Of reported ruptured MMA pseudoaneurysm, it is estimated that 10% present with an IPH.[ 4 ] A total of nine cases have been reported describing the rupture of a traumatic MMA pseudoaneurysm in association with an IPH.[ 1 3 4 14 15 17 20 22 26 ] Most cases show an association of the IPH with an underlying subarachnoid hemorrhage involving the basal cisterns leading to a high suspicion for a vascular study leading to the diagnosis.[ 1 14 26 ] Only three cases described presented acutely with an isolated IPH on the side of the MMA pseudoaneurysm as presented here.[ 3 4 26 ] This is the first case report of an isolated IPH with an ipsilateral skull fracture [ Table 1 ]. All other cases presented with an episode of loss of consciousness as described here. In the case reports by Singh et al., the patient had an admission for a closed head injury 11 months prior to the presentation, and the case presented by Bruneau et al. suggest the presence of a prior healed skull fracture along the MMA groove suggesting a prior traumatic event.[ 4 26 ] All other cases were diagnosed with angiography, which was performed preoperatively in two cases because of the location of the IPH and its relationship to the sylvian fissure.[ 4 26 ] All the cases described had an IPH, which was superficial to the cortical surface and in close proximity to the ruptured MMA pseudoaneurysm.[ 3 4 26 ] Seen the lack of clear history of a prior closed head injury in this population, a diagnosis of a ruptured MMA pseudoaneurysm should be entertained in the differential diagnosis of a superficially located lobar IPH.

Table 1

Comparison of cases of isolated IPH


Because MMA pseudoaneurysms are rare, the prognosis and treatment guidelines are somewhat controversial. The risk of re-hemorrhage in a previously ruptured traumatic pseudoaneurysm is unknown, and these lesions are characteristically unpredictable. Case reports have described spontaneous resolution/thrombosis of MMA pseudoaneurysms[ 16 25 27 ] while others have ruptured several years after the suspected initial injury.[ 10 14 26 ]
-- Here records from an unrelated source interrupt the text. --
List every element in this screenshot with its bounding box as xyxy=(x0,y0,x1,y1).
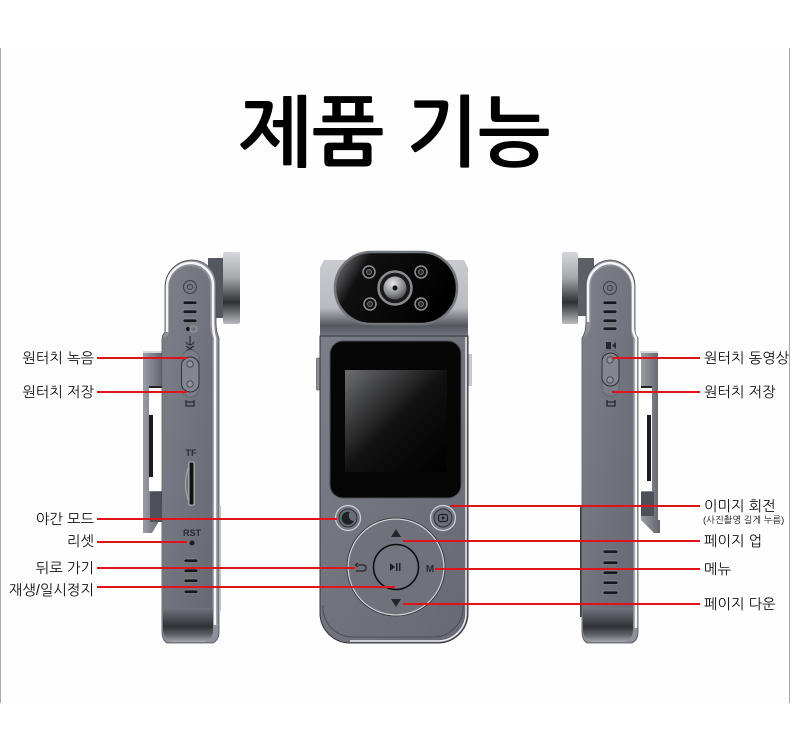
right edge highlight xyxy=(350,337,466,641)
indicator xyxy=(186,326,197,332)
icon: video xyxy=(606,342,616,349)
label: one-touch video: 원터치 동영상 xyxy=(704,351,790,367)
camera rotate button xyxy=(430,506,456,530)
device: front view xyxy=(316,252,472,643)
device: right side view xyxy=(562,252,660,643)
icon: microphone xyxy=(186,336,194,351)
lower body xyxy=(320,336,468,643)
label: one-touch recording: 원터치 녹음 xyxy=(22,351,94,367)
label: back: 뒤로 가기 xyxy=(36,561,94,577)
LED top left xyxy=(363,266,375,278)
label: play pause: 재생/일시정지 xyxy=(9,582,94,599)
callout lines xyxy=(97,357,700,605)
center play button xyxy=(374,544,418,590)
belt clip xyxy=(143,351,162,533)
rocker switch xyxy=(602,350,619,396)
label: image rotate: 이미지 회전 xyxy=(704,499,776,515)
title: 제품 기능 xyxy=(240,90,550,176)
LED bottom left xyxy=(364,298,376,310)
RST label: RST xyxy=(183,528,202,538)
label: long press note: (사진촬영 길게 누름) xyxy=(703,515,784,525)
speaker slots upper xyxy=(603,301,617,330)
screen bezel xyxy=(330,341,461,498)
icon: camera save xyxy=(607,400,615,406)
d-pad ring xyxy=(348,519,444,615)
night mode button xyxy=(336,506,360,530)
label: night mode: 야간 모드 xyxy=(36,512,94,528)
TF label: TF xyxy=(186,448,197,458)
icon: power button xyxy=(604,282,616,294)
back icon xyxy=(356,563,366,571)
lens xyxy=(378,272,412,304)
side panel xyxy=(583,266,633,612)
camera barrel xyxy=(562,252,594,324)
TF card slot xyxy=(186,462,194,505)
label: reset: 리셋 xyxy=(67,534,94,550)
left labels xyxy=(9,351,94,599)
label: one-touch save: 원터치 저장 xyxy=(22,385,94,401)
display xyxy=(345,370,447,472)
menu M: M xyxy=(426,564,434,575)
side buttons xyxy=(316,354,472,390)
label: page down: 페이지 다운 xyxy=(704,597,776,613)
bottom edge xyxy=(163,608,213,642)
camera module xyxy=(335,252,457,324)
side panel xyxy=(163,266,212,612)
label: page up: 페이지 업 xyxy=(704,534,762,550)
thin edge line xyxy=(220,506,221,611)
LED top right xyxy=(415,266,427,278)
up arrow xyxy=(391,529,401,537)
inner bottom edge xyxy=(323,605,463,637)
bottom edge xyxy=(583,608,633,642)
label: menu: 메뉴 xyxy=(704,562,732,578)
speaker slots lower xyxy=(603,550,618,594)
rocker switch xyxy=(182,350,199,397)
thin edge line xyxy=(580,507,582,617)
icon: save xyxy=(186,400,194,406)
label: one-touch save: 원터치 저장 xyxy=(704,385,776,401)
device: left side view xyxy=(143,252,240,643)
down arrow xyxy=(391,599,401,607)
speaker slots lower xyxy=(184,559,198,594)
belt clip xyxy=(640,351,660,533)
icon: power button xyxy=(184,280,196,294)
d-pad ring shadow xyxy=(347,518,445,616)
reset hole xyxy=(190,540,194,546)
right labels xyxy=(703,351,790,613)
top section xyxy=(320,260,468,337)
body shell xyxy=(162,260,219,643)
shell highlight xyxy=(588,263,636,628)
shell highlight xyxy=(167,263,215,625)
LED bottom right xyxy=(415,298,427,310)
body shell xyxy=(582,260,638,643)
speaker slots upper xyxy=(183,301,197,322)
camera barrel xyxy=(208,252,240,324)
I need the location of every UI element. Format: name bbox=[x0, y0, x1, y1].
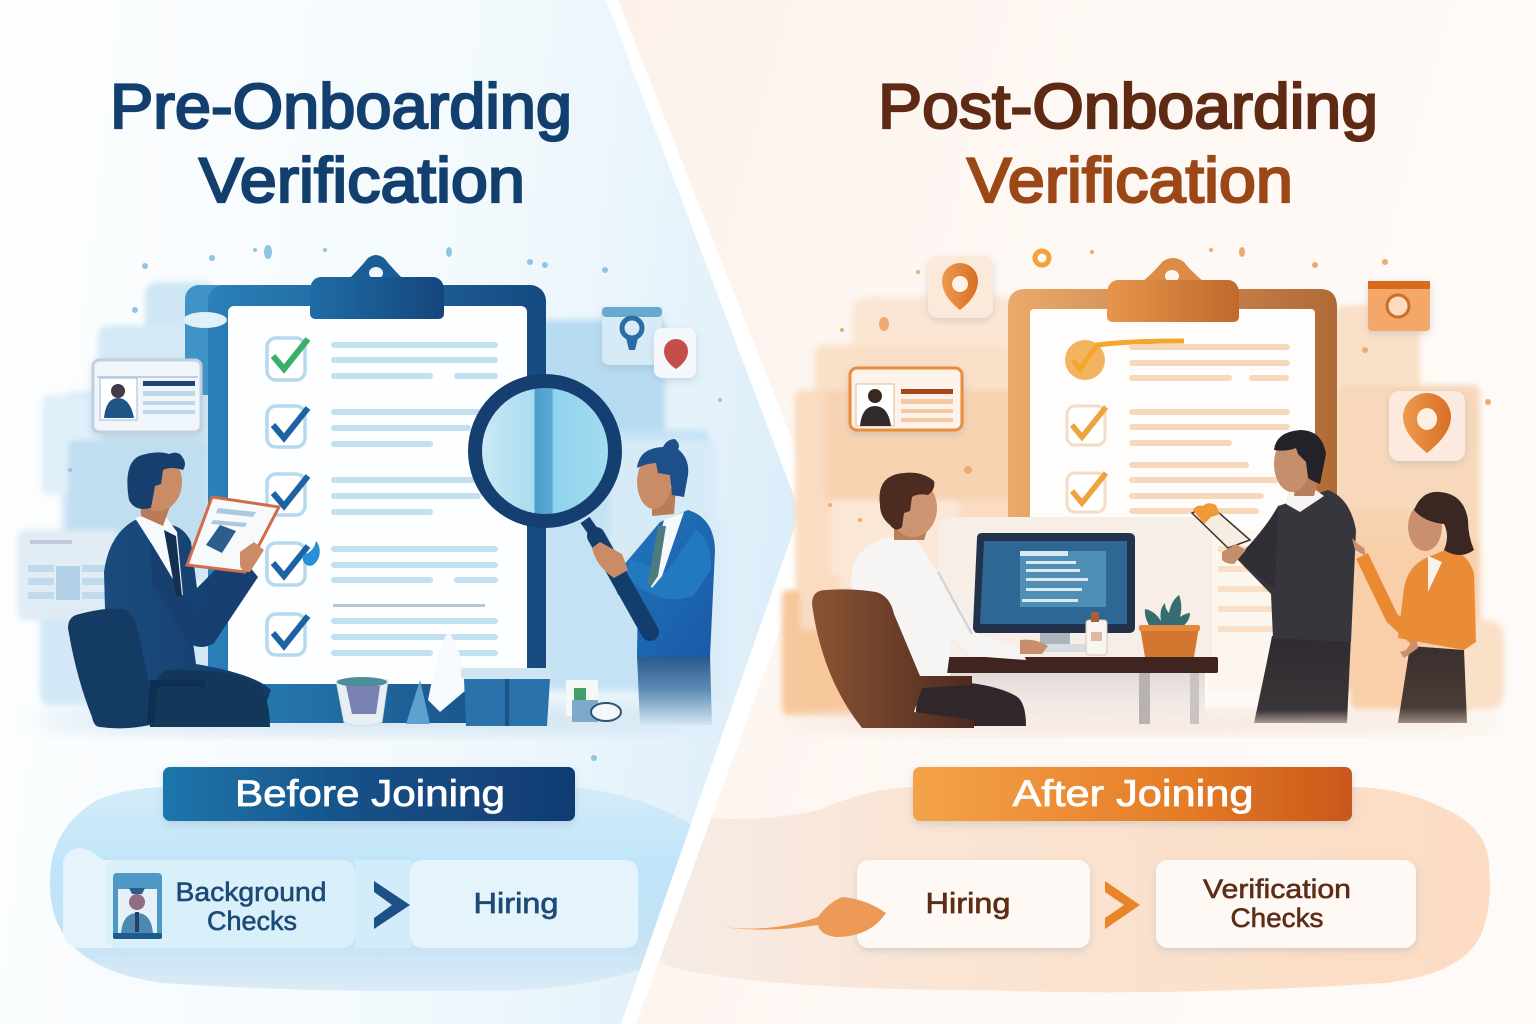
right arm bbox=[150, 540, 258, 647]
after joining button bbox=[913, 767, 1352, 821]
shirt bbox=[851, 536, 1026, 682]
card: background checks: Checks bbox=[207, 906, 297, 936]
card: hiring: Hiring bbox=[474, 888, 558, 920]
magnifying glass lens bbox=[475, 381, 615, 540]
sequence strip bbox=[63, 848, 113, 948]
clipboard clip bbox=[1107, 258, 1239, 322]
background: left panel bbox=[0, 0, 830, 1024]
card: verification checks bbox=[1156, 860, 1416, 948]
blob background bbox=[50, 787, 695, 991]
floor shadow bbox=[780, 712, 1500, 732]
clipboard clip bbox=[310, 255, 444, 319]
card: background checks: Background bbox=[176, 877, 326, 907]
after joining button: After Joining bbox=[1012, 772, 1254, 814]
neck and head bbox=[140, 490, 173, 526]
person: seated employee bbox=[812, 473, 1048, 728]
blue paint flecks bbox=[68, 245, 722, 761]
title: post-onboarding: Post-Onboarding bbox=[878, 72, 1378, 142]
orange paint flecks bbox=[828, 247, 1491, 543]
person: inspector with blue jacket bbox=[592, 439, 715, 725]
before joining button bbox=[163, 767, 575, 821]
lap bbox=[149, 670, 270, 727]
paper cup bbox=[1086, 612, 1107, 655]
arrow: chevron bbox=[374, 881, 410, 929]
title: verification right: Verification bbox=[967, 146, 1293, 216]
title: verification left: Verification bbox=[199, 146, 525, 216]
clipboard bbox=[1008, 258, 1337, 690]
connector band between cards bbox=[355, 860, 411, 948]
ring icon bbox=[1035, 251, 1049, 265]
location pin icon top bbox=[928, 256, 993, 318]
badge icon bbox=[602, 307, 662, 365]
hand bbox=[240, 542, 264, 572]
computer monitor bbox=[973, 533, 1135, 652]
magnifier handle bbox=[596, 536, 650, 632]
centre divider arrow bbox=[606, 0, 822, 1024]
person: standing man bbox=[1192, 430, 1356, 723]
shirt and tie bbox=[135, 510, 183, 596]
checklist rows bbox=[1065, 340, 1290, 514]
hand bbox=[1020, 640, 1048, 654]
location pin icon bbox=[654, 328, 696, 378]
panel: post-onboarding illustration bbox=[780, 247, 1504, 732]
clipboard bbox=[183, 255, 546, 723]
person: seated reviewer bbox=[68, 452, 279, 728]
id card bbox=[850, 368, 962, 430]
potted plant bbox=[1139, 595, 1200, 657]
photo icon bbox=[1368, 281, 1430, 331]
before joining button: Before Joining bbox=[235, 772, 505, 814]
location pin icon right bbox=[1389, 391, 1465, 461]
person: woman in orange bbox=[1352, 492, 1476, 723]
title: pre-onboarding: Pre-Onboarding bbox=[110, 72, 572, 142]
under desk shade bbox=[950, 672, 1205, 722]
checklist rows bbox=[267, 338, 498, 656]
card: hiring bbox=[857, 860, 1090, 948]
pants bbox=[915, 680, 1026, 726]
id card bbox=[93, 360, 201, 432]
orange watercolor backdrop bbox=[782, 297, 1504, 715]
swoosh arrow bbox=[722, 897, 886, 937]
tablet bbox=[1192, 505, 1250, 548]
card: verification checks: Checks bbox=[1230, 903, 1324, 933]
desk bbox=[941, 657, 1218, 724]
floor shadow bbox=[35, 708, 705, 732]
background: right panel bbox=[612, 0, 1536, 1024]
arrow: chevron bbox=[1105, 881, 1140, 929]
blob background bbox=[660, 787, 1490, 992]
panel: before joining timeline bbox=[50, 767, 695, 991]
chair bbox=[812, 589, 974, 728]
icon: profile badge bbox=[113, 873, 162, 939]
desk backdrop panel bbox=[938, 517, 1212, 667]
panel: pre-onboarding illustration bbox=[18, 245, 728, 761]
suit body bbox=[104, 520, 271, 712]
faded document left bbox=[22, 535, 107, 620]
chair bbox=[68, 609, 158, 728]
card: verification checks: Verification bbox=[1203, 874, 1351, 904]
neck and head bbox=[894, 510, 930, 540]
card: background checks bbox=[105, 860, 355, 948]
panel: after joining timeline bbox=[660, 767, 1490, 992]
desk items bbox=[336, 630, 621, 726]
tablet bbox=[187, 497, 279, 572]
blue watercolor backdrop bbox=[18, 282, 728, 705]
card: hiring bbox=[410, 860, 638, 948]
card: hiring: Hiring bbox=[926, 888, 1010, 920]
arm bbox=[626, 530, 711, 599]
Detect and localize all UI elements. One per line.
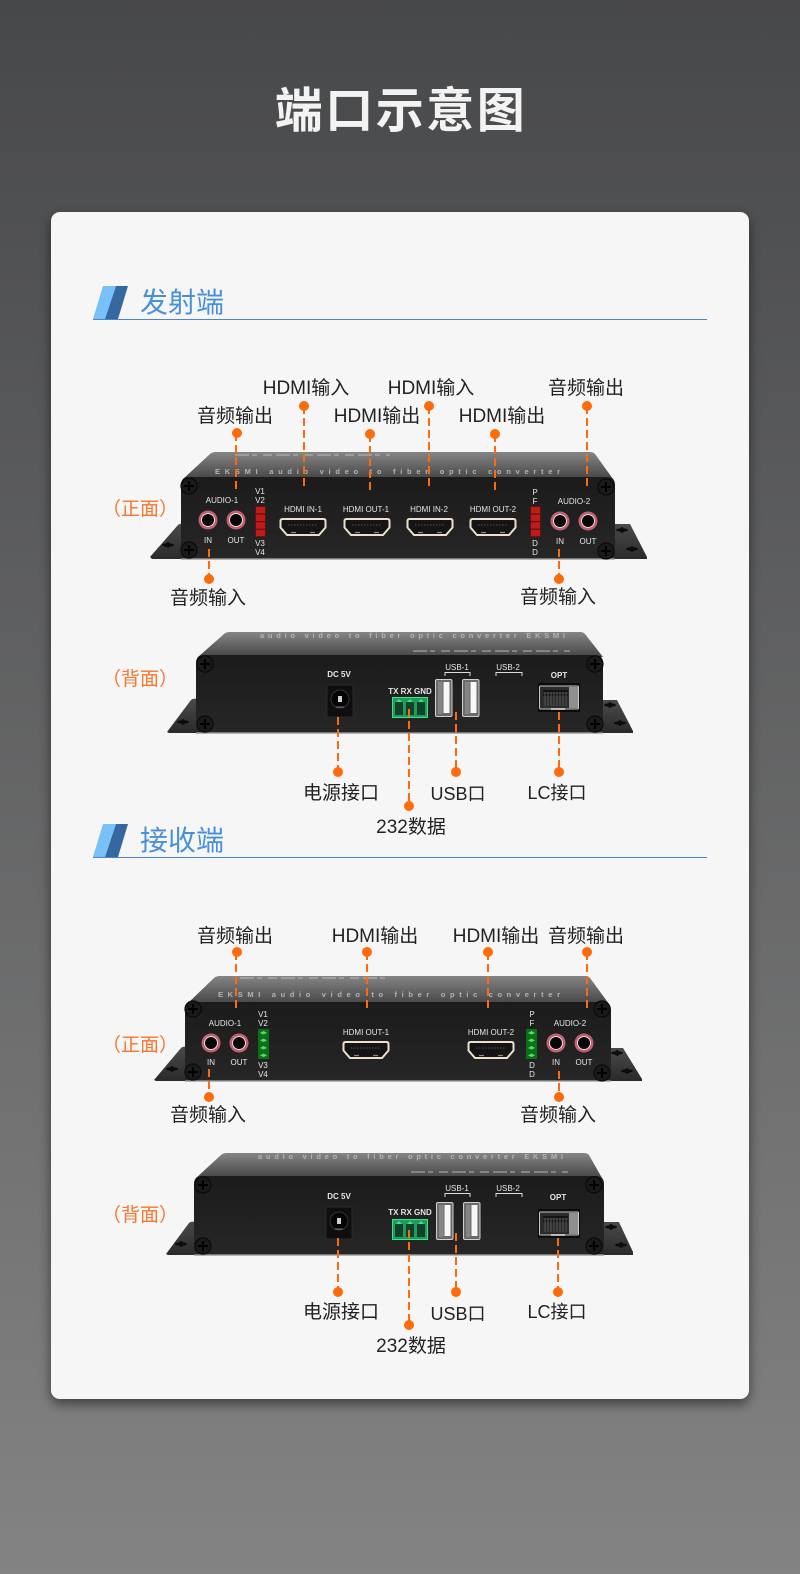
callout: power: 电源接口: [303, 1301, 379, 1323]
hdmi in-1: HDMI IN-1: [284, 505, 322, 514]
callout: audio out 1: [197, 405, 273, 492]
dc 5v port: [327, 670, 353, 717]
label: (背面): （背面）: [102, 1204, 178, 1226]
top printing: EKSMI audio video to fiber optic converter: [215, 467, 560, 476]
feet: [167, 699, 633, 733]
PFDD indicators: D: [529, 1070, 535, 1079]
callout: lc: [527, 712, 587, 803]
hdmi out-1: HDMI OUT-1: [343, 505, 390, 514]
usb-1 ports: USB-1: [445, 1184, 469, 1193]
audio-1 group: OUT: [228, 536, 245, 545]
label: (背面): （背面）: [102, 668, 178, 690]
callout: usb: USB口: [430, 1304, 486, 1324]
callout: usb: [430, 712, 486, 804]
usb-2 label: [496, 663, 522, 676]
audio-2 group: [546, 1019, 594, 1067]
rs232 terminal: TX RX GND: [388, 1208, 432, 1217]
callout: lc: [527, 1238, 587, 1322]
hdmi in-2: HDMI IN-2: [410, 505, 448, 514]
label: (正面): （正面）: [102, 1034, 178, 1056]
hdmi in-1: [280, 505, 326, 535]
rs232 terminal: [388, 687, 432, 718]
label: (正面): （正面）: [102, 498, 178, 520]
screws: [181, 478, 614, 559]
callout: audio out 2: [548, 925, 624, 1012]
transmitter front callouts: [102, 377, 624, 609]
top printing: EKSMI audio video to fiber optic converter: [218, 990, 560, 999]
audio-1 group: [198, 496, 246, 545]
receiver front device: [154, 976, 642, 1082]
audio-1 group: OUT: [231, 1058, 248, 1067]
base highlight: [181, 558, 615, 560]
callout: hdmi in 2: [388, 377, 474, 490]
main white panel: [51, 212, 749, 1399]
callout: audio out 1: [197, 925, 273, 1012]
callout: power: 电源接口: [303, 782, 379, 804]
callout: audio out 1: 音频输出: [197, 925, 273, 947]
callout: audio out 2: 音频输出: [548, 925, 624, 947]
hdmi out-2: [470, 505, 517, 535]
feet: [154, 1047, 642, 1081]
heading: 接收端: [93, 824, 707, 858]
PFDD indicators: F: [530, 1019, 535, 1028]
PFDD indicators: [530, 488, 541, 557]
callout: lc: LC接口: [527, 783, 587, 803]
rs232 terminal: TX RX GND: [388, 687, 432, 696]
hdmi out-1: [343, 1028, 390, 1058]
callout: hdmi out 1: [334, 405, 420, 492]
callout: audio out 2: 音频输出: [548, 377, 624, 399]
callout: hdmi out 1: HDMI输出: [334, 405, 420, 427]
rs232 terminal: [388, 1208, 432, 1240]
callout: usb: USB口: [430, 784, 486, 804]
callout: power: [303, 717, 379, 804]
audio-2 group: AUDIO-2: [558, 497, 591, 506]
callout: audio in 2: [520, 1071, 596, 1126]
callout: hdmi out 2: [453, 925, 539, 1012]
screws: [185, 1001, 610, 1081]
audio-2 group: IN: [552, 1058, 560, 1067]
callout: hdmi in 2: HDMI输入: [388, 377, 474, 399]
usb-1 ports: USB-1: [445, 663, 469, 672]
screws: [195, 1177, 602, 1254]
V indicators: V2: [258, 1019, 268, 1028]
callout: audio out 1: 音频输出: [197, 405, 273, 427]
heading: 接收端: 接收端: [140, 825, 224, 856]
callout: hdmi in 1: HDMI输入: [263, 377, 349, 399]
dc 5v port: DC 5V: [327, 1192, 351, 1201]
front face: [185, 1002, 611, 1081]
callout: hdmi in 1: [263, 377, 349, 490]
usb-2 label: USB-2: [496, 1184, 520, 1193]
PFDD indicators: D: [532, 539, 538, 548]
top surface: [187, 976, 609, 1004]
audio-1 group: AUDIO-1: [206, 496, 239, 505]
top printing: audio video to fiber optic converter EKSMI: [260, 631, 565, 640]
callout: hdmi out 1: [332, 925, 418, 1012]
V indicators: [258, 1010, 269, 1079]
audio-2 group: OUT: [580, 537, 597, 546]
receiver back callouts: [102, 1204, 587, 1357]
callout: audio in 1: [170, 549, 246, 609]
callout: audio in 1: 音频输入: [170, 587, 246, 609]
feet: [150, 524, 647, 559]
usb-2 label: USB-2: [496, 663, 520, 672]
audio-1 group: IN: [204, 536, 212, 545]
callout: 232 data: 232数据: [376, 816, 446, 838]
heading: 发射端: 发射端: [140, 287, 224, 318]
callout: hdmi out 1: HDMI输出: [332, 925, 418, 947]
back face: [194, 1176, 604, 1255]
opt port: OPT: [550, 1193, 566, 1202]
transmitter back callouts: [102, 668, 587, 838]
V indicators: V1: [255, 487, 265, 496]
audio-2 group: IN: [556, 537, 564, 546]
callout: audio in 2: 音频输入: [520, 1104, 596, 1126]
hdmi out-1: [343, 505, 390, 535]
base highlight: [185, 1080, 611, 1082]
PFDD indicators: D: [529, 1061, 535, 1070]
callout: audio in 1: [170, 1069, 246, 1126]
PFDD indicators: P: [529, 1010, 535, 1019]
top surface: [196, 1153, 602, 1178]
callout: hdmi out 2: [459, 405, 545, 492]
audio-2 group: AUDIO-2: [554, 1019, 587, 1028]
top surface: [198, 632, 603, 657]
base highlight: [194, 1254, 604, 1256]
callout: audio out 2: [548, 377, 624, 490]
callout: power: [303, 1238, 379, 1323]
hdmi out-2: HDMI OUT-2: [468, 1028, 515, 1037]
callout: audio in 2: 音频输入: [520, 586, 596, 608]
usb-1 ports: [436, 663, 479, 716]
transmitter front device: [150, 452, 647, 560]
V indicators: V3: [255, 539, 265, 548]
feet: [166, 1222, 633, 1255]
callout: lc: LC接口: [527, 1302, 587, 1322]
screws: [197, 656, 603, 732]
callout: hdmi out 2: HDMI输出: [453, 925, 539, 947]
usb-1 ports: [436, 1184, 480, 1240]
audio-1 group: [202, 1019, 248, 1067]
V indicators: [255, 487, 266, 557]
V indicators: V1: [258, 1010, 268, 1019]
dc 5v port: [326, 1192, 352, 1239]
callout: audio in 2: [520, 549, 596, 608]
heading: 发射端: [93, 286, 707, 320]
audio-1 group: IN: [207, 1058, 215, 1067]
top printing: audio video to fiber optic converter EKSMI: [258, 1152, 563, 1161]
hdmi out-2: [468, 1028, 515, 1058]
back face: [196, 655, 603, 733]
transmitter back device: [167, 631, 633, 734]
V indicators: V4: [255, 548, 265, 557]
base highlight: [196, 732, 603, 734]
usb-2 label: [496, 1184, 522, 1197]
audio-1 group: AUDIO-1: [209, 1019, 242, 1028]
callout: hdmi out 2: HDMI输出: [459, 405, 545, 427]
callout: 232 data: [376, 709, 446, 838]
PFDD indicators: D: [532, 548, 538, 557]
callout: usb: [430, 1233, 486, 1324]
audio-2 group: [550, 497, 598, 546]
front face: [181, 477, 615, 559]
V indicators: V3: [258, 1061, 268, 1070]
receiver front callouts: [102, 925, 624, 1126]
callout: 232 data: [376, 1230, 446, 1357]
V indicators: V2: [255, 496, 265, 505]
top surface: [183, 452, 613, 479]
audio-2 group: OUT: [576, 1058, 593, 1067]
callout: audio in 1: 音频输入: [170, 1104, 246, 1126]
hdmi out-2: HDMI OUT-2: [470, 505, 517, 514]
receiver back device: [166, 1152, 633, 1256]
opt port: [538, 1193, 580, 1238]
opt port: OPT: [551, 671, 567, 680]
hdmi out-1: HDMI OUT-1: [343, 1028, 390, 1037]
opt port: [538, 671, 580, 712]
PFDD indicators: [526, 1010, 537, 1079]
PFDD indicators: P: [532, 488, 538, 497]
PFDD indicators: F: [533, 497, 538, 506]
callout: 232 data: 232数据: [376, 1335, 446, 1357]
hdmi in-2: [408, 505, 452, 535]
title: 端口示意图: [275, 85, 527, 138]
V indicators: V4: [258, 1070, 268, 1079]
dc 5v port: DC 5V: [327, 670, 351, 679]
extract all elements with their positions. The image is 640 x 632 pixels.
Traumatic MMA pseudoaneurysms can be treated through surgical resection or by endovascular means. The most common treatment modality used is endovascular embolization with tissue adhesive or hydrogel agents,[ 3 9 11 14 18 ] followed by endovascular coiling[ 10 11 12 ] and surgical clipping or excision.[ 17 26 29 ] A large portion of patients undergoing embolization or surgery require a decompressive craniectomy for trauma-related hemorrhage, as seen in this case.[ 3 10 12 14 ]


Despite the unknown natural history of traumatic pseudoaneurysms, the potential for catastrophic bleeding exists, and treatment must be considered when discovered. A high index of suspicion should be maintained in the presence of a fracture overlying the MMA with an underlying IPH. CTA may suffice for screening, but in case of high suspicion, angiography should be considered. Surgical ligation of the MMA can be performed easily if hematoma evacuation is necessitated, but endovascular embolization is a safe and effective method for eliminating the hemorrhage risk in the presence of an MMA pseudoaneurysm if it is felt that surgical decompression is not mandatory.